I think the Magic Expanded Multiverse Project, a massive fanfic project that involved creating a canon-compliant internally consistent expansion of Magic's setting and characters, develops this to a greater extent: the concerns of any one of our authors were different from the concerns of the project as a whole. Things I might have been interested in didn't necessarily jive with other authors, and that's good because Magic's setting is an infinite multiverse of worlds, it's every setting in one setting, why would you not want it to be as varied and strange and diverse as possible?

The M:EM was so successful, notably, because it was produced collectively within a structure codifying how things became canon and how each author could use other people's characters, settings, and stories. The system simultaneously allowed individual authors or author teamups to produce their own storylines that branched in a wide variety of directions, while maintaining both quality and continuity not through a single editor but through the community democratically assessing the content.
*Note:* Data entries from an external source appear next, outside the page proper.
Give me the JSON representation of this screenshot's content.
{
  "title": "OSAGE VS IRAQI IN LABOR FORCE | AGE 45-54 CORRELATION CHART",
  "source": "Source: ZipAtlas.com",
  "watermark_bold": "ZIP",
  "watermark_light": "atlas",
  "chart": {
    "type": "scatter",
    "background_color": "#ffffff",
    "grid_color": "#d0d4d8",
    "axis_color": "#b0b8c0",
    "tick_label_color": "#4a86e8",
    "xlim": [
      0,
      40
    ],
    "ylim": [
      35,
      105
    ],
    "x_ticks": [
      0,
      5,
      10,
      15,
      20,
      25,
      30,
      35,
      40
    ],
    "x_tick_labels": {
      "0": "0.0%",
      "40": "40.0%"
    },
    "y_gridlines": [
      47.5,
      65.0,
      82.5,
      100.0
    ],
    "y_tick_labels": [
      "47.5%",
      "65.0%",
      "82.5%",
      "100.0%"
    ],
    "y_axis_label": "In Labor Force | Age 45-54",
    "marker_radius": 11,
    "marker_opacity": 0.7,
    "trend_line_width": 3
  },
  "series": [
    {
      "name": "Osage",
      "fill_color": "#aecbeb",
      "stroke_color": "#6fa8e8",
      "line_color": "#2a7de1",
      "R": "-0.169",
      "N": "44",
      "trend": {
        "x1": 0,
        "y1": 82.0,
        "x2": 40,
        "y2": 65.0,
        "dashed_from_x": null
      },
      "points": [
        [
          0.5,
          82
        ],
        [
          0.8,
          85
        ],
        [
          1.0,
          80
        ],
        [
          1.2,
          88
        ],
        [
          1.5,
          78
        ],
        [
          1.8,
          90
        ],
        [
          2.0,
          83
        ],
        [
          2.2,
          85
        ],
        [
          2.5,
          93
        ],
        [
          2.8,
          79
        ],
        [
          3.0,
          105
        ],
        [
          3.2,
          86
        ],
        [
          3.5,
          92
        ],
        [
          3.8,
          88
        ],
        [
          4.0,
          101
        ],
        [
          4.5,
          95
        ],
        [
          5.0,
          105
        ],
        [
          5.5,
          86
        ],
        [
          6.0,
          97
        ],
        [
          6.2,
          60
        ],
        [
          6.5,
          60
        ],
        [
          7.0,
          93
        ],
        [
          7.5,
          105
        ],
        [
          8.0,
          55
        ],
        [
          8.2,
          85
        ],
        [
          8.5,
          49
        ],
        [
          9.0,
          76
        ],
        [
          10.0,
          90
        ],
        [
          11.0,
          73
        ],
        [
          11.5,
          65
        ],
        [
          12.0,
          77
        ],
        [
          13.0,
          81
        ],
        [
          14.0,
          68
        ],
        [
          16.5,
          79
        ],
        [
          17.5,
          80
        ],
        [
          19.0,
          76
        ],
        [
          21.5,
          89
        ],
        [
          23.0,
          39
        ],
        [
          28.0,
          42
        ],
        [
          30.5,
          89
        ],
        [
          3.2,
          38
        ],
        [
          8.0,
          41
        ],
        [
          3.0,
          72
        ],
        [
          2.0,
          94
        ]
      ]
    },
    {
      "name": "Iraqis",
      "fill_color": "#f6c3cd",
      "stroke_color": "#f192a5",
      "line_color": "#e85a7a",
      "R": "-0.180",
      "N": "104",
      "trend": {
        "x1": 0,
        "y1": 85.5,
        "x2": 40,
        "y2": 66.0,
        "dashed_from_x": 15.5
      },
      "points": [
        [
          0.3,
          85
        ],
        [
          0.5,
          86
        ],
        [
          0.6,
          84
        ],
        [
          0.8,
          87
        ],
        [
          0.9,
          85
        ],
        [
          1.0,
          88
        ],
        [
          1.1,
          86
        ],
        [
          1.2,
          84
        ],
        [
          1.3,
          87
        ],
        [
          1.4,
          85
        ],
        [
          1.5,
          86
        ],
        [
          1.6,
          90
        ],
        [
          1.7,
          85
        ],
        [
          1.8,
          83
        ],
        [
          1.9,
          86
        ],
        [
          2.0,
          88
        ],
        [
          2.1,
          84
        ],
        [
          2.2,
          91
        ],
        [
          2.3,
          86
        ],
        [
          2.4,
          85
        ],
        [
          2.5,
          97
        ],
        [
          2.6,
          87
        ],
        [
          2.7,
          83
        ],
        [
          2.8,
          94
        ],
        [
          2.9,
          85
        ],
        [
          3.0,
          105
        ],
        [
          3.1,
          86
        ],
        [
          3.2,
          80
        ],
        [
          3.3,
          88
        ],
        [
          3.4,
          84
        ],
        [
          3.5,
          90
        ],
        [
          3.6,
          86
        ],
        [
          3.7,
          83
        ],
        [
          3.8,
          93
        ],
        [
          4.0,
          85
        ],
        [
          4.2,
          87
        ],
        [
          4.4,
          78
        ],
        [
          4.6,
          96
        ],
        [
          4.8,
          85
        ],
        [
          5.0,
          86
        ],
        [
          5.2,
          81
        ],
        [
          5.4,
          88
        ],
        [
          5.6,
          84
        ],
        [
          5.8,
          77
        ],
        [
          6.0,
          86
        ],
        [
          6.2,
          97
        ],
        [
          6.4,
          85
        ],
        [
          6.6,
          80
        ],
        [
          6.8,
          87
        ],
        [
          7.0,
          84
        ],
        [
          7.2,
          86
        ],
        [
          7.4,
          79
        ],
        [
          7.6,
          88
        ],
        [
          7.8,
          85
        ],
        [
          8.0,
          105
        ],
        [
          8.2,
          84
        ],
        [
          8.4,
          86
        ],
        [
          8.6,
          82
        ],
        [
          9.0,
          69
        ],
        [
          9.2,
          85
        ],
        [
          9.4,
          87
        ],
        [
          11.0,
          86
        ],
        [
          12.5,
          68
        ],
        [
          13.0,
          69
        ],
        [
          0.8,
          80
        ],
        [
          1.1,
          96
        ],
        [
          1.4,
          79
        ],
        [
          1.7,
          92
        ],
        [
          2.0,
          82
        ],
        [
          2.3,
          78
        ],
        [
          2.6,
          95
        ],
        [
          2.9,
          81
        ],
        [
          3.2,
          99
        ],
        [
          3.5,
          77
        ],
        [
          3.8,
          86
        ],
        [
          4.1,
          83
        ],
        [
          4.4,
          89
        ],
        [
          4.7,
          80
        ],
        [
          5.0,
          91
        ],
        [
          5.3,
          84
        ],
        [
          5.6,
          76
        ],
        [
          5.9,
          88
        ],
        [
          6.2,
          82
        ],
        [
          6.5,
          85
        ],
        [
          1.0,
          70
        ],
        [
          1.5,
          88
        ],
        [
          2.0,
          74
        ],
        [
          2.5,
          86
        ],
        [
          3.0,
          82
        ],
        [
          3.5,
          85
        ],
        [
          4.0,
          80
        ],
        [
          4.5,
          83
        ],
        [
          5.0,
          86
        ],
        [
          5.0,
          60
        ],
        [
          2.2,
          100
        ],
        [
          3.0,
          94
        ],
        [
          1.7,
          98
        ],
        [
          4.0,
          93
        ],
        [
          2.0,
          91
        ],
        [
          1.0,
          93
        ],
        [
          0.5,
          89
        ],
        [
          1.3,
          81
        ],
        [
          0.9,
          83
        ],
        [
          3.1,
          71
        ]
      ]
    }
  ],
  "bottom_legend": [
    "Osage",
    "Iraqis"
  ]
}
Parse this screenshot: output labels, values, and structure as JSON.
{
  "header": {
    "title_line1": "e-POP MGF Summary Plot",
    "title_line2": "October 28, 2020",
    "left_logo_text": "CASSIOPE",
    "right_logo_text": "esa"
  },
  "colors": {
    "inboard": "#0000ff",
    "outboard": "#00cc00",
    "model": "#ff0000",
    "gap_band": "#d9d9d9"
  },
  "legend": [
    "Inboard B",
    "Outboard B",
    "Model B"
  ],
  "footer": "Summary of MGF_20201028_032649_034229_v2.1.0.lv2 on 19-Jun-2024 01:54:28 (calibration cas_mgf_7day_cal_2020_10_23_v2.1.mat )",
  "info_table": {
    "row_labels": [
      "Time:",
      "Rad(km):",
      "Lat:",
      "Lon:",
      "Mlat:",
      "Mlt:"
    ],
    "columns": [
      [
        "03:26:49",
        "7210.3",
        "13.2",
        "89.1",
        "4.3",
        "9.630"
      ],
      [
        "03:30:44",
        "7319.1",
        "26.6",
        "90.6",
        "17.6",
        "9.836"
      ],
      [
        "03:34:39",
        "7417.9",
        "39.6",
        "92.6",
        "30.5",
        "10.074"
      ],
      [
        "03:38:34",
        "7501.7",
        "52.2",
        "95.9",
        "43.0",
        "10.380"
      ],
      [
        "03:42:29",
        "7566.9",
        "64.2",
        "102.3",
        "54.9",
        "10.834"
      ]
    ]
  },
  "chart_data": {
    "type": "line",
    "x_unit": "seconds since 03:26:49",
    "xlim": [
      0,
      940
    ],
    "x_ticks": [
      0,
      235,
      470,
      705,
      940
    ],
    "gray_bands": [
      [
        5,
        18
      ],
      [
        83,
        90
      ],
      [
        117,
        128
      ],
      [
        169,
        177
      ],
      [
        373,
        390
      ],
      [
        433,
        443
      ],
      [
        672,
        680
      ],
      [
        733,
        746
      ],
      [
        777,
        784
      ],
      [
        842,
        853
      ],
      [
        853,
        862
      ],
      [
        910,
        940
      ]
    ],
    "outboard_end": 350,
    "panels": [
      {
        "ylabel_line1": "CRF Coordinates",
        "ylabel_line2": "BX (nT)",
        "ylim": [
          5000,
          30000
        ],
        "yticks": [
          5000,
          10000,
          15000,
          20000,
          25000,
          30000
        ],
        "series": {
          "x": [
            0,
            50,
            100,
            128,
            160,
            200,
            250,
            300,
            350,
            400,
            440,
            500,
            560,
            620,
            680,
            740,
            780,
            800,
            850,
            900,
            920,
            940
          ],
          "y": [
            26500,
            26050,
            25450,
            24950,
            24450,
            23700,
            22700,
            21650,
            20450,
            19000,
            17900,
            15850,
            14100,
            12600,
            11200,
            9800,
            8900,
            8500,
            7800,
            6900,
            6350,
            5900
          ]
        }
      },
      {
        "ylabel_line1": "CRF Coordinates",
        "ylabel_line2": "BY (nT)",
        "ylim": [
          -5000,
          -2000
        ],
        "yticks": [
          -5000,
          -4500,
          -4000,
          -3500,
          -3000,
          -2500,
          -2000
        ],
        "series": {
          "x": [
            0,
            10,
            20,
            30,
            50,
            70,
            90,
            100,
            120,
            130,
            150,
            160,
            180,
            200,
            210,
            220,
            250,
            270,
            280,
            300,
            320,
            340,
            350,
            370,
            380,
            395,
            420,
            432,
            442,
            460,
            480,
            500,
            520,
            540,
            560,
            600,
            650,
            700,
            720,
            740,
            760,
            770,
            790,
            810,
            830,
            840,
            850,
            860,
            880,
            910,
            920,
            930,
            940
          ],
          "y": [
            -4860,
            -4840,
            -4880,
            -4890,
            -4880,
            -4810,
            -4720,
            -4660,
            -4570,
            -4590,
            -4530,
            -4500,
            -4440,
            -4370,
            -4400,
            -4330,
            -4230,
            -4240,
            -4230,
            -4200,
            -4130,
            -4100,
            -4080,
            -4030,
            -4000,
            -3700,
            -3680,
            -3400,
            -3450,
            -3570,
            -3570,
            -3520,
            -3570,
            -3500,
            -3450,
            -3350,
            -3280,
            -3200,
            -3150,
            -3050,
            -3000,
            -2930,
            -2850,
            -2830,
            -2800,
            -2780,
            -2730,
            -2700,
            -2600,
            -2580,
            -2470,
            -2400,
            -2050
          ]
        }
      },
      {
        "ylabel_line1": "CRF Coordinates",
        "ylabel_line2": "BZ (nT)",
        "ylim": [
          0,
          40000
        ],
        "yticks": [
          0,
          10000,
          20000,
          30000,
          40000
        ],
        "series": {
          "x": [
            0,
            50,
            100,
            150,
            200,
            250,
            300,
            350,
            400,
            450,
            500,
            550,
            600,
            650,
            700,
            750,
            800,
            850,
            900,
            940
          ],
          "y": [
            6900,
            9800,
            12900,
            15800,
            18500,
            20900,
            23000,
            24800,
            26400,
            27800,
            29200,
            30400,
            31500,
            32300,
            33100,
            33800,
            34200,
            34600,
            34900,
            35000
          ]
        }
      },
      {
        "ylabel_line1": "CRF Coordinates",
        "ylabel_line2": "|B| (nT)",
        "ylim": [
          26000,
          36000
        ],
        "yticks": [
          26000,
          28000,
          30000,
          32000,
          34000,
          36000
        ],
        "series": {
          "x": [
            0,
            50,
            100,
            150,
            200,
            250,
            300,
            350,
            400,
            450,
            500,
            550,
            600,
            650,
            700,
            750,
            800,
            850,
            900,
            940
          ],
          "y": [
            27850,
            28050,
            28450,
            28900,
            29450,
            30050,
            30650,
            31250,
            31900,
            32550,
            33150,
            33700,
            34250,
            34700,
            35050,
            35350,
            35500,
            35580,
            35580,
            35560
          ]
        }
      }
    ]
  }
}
Our content was also strictly hypertextual in aggregate in the way I'm suggesting Sense8 might be--a bunch of individual stories that intersect and blend with one another in a way that doesn't demand a strict linear reading order (which admittedly has made the project kinda tricky to get into for new readers--that's something I haven't solved yet).

I think it's possible to contain a larger aesthetic set of preoccupations within the assemblage of a bunch of disparate voices, and if this show was to develop further into weirder and weirder directions I'd love to see this sense of the multiperspectival, of people with different experiences coming to the text and offering new perspectives that maybe are unified through the lens of the Wachowskis' overarching narrative, but are never sanded down to the single authorial voice.


Unfortunately what we're going to get is not an expansion of Sense8 into these weirder, wilder realms, but a two hour movie. One of the things that I think we're going to lose with that, even as we potentially gain some story resolution, is this opportunity for multiple voices to intrude into Sense8's production. The very nature of a two hour movie will demand a collapse of plot threads and also a continued focus on the vision of the Wachowskis and Straczynski. It's not the end of the world. It is a missed opportunity.

What I'd really love at this point, I think, is something like the Wachowskis' own Animatrix. For a start, anyway. The setting of Sense8 begs for multiple stories to be told, of other sensate clusters, individuals and their groups, told by a wide range of writers, supported by an infrastructure that would allow for those stories to intersect in a complex linear-agnostic dance. It begs for a format and a production model that centers difference in the same way the show's whole narrative does.